Ask yourself whether you are doing something innovative, exciting, and powerful. Nobody’s going to crowdfund a standard drive-through carwash or Laundromat, for example. Note that there’s still a place for both of those types of businesses, and that place is important. They’re just not good candidates for crowdfunding (unless, of course, you’re doing something new, like creating the first 100% solar Laundromat stocked with high-efficiency washers).
What kinds of rewards am I offering?
Great rewards and varying levels of commitment are two cornerstones of every good crowdfunding campaign.
Rewards can be creative. Some successful crowdfunders have started with handwritten thank you notes, for example, and worked their way up from there. However, you have to factor those kinds of rewards into your crowdfunding budget, which raises the bar for the amount of income that you’ll need to generate.
If you don’t have good rewards, however, you’re left with equity. Are you really ready to sell off little bits of your company to multiple investors? This is like taking on hundreds of little bosses, each one with a stake in how your new company is run. That means losing a measure of your independence. It also means that you could chase off bigger investors later, a point made by Fox Business. This can be a problem if your company experiences truly rapid growth later.
Companies that issue shares through crowdsourcing ultimately are beholden to large numbers of unsophisticated investors who own tiny stakes in the business. This structure could deter venture capitalists or angel investors leery of investing in a firm that is owned by thousands of inexperienced shareholders.

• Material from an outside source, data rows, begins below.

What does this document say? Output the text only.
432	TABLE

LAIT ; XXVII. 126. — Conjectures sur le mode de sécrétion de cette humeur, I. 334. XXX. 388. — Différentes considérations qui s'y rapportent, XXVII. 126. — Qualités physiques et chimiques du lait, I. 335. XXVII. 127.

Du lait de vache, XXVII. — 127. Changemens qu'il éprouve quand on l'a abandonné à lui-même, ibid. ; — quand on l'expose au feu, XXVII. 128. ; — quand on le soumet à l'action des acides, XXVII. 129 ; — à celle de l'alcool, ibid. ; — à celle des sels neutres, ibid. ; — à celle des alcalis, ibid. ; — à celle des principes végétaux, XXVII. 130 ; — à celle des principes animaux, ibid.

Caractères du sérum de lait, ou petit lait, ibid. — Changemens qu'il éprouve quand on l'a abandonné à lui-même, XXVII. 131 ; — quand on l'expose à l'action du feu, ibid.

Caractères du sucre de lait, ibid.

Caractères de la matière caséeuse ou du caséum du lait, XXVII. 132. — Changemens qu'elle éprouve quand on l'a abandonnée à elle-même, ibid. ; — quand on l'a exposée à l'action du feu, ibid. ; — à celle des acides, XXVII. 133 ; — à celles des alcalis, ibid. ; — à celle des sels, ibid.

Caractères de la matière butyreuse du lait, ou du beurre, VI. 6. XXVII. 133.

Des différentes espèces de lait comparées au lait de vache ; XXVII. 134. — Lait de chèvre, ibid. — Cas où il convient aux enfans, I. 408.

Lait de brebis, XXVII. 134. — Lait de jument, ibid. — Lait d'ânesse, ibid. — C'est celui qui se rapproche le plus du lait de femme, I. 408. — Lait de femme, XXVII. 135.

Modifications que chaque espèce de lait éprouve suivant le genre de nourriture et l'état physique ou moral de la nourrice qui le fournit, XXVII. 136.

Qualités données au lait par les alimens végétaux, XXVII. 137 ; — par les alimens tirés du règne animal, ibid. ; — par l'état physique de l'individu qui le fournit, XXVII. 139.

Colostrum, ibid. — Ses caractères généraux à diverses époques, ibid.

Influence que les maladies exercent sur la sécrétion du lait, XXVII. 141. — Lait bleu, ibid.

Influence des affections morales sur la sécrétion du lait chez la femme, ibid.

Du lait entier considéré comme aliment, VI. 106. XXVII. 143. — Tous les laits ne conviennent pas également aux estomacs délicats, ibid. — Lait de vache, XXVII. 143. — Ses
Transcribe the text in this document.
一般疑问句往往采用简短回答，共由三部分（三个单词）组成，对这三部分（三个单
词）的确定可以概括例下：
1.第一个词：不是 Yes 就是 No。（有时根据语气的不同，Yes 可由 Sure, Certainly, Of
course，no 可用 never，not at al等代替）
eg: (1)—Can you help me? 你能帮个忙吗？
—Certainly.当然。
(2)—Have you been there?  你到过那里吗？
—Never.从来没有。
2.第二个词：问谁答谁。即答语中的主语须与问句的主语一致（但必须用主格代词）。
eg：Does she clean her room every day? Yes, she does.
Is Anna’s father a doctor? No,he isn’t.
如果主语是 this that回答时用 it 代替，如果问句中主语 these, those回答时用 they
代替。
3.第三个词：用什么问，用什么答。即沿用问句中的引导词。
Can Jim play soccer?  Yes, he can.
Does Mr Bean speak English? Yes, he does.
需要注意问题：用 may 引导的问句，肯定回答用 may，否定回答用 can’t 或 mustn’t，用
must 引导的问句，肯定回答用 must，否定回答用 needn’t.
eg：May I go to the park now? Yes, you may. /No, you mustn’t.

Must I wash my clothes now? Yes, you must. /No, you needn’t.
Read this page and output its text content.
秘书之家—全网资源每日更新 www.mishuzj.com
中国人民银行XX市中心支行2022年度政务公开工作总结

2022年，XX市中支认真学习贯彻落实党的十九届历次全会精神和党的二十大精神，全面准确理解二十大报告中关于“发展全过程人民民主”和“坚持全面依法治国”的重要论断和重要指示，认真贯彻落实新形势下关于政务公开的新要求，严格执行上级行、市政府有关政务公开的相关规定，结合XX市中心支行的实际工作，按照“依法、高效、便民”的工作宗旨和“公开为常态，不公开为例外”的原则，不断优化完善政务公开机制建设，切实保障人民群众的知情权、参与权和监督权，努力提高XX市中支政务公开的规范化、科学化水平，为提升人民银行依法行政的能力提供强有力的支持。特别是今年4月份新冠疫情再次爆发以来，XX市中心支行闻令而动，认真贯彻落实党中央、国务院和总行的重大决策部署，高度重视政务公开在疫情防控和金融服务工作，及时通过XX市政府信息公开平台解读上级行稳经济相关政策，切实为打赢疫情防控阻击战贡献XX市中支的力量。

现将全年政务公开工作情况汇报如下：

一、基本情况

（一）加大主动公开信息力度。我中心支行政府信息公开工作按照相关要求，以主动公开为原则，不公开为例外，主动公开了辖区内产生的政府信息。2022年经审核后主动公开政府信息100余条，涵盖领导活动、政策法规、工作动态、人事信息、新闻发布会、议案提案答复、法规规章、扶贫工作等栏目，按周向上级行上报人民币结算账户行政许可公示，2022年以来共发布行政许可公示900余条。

[Furthermore]…if an entrepreneur raises $1 million or more through equity crowdfunding, he or she cannot look for additional for one year. Otherwise, the business owner must comply with securities registration requirements. What happens if the company experiences rapid growth and needs more money?
Of course, some of the same pitfalls exist when you reach out to venture capitalists and angel investors. Whenever you ask other people for money you lose some measure of control. The bottom line? Unless you’re handing out t-shirts and thank you notes it’s best to be cautious before reaching to others. And unless those t-shirts and thank you notes are compelling, your project will not succeed.
Are you truly ready for this?
Entrepreneurs who go through all of the blood, sweat, and tears of building a business from the ground up, without reaching for help, are usually positioned to handle the demands of their business at every size. They are accountable only to themselves and have demonstrated that they can meet all of their commitments.
When you crowdfund, you become accountable to hundreds of people. You can be sued for fraud if you don’t deliver as promised. You have to be transparent and share your progress and your financials publically, at every step of the way. If you aren’t 100% sure that you can deliver as promised then you’re asking for trouble. It’s not easy money…it’s a big contract with a lot of participants, with real consequences for letting others down.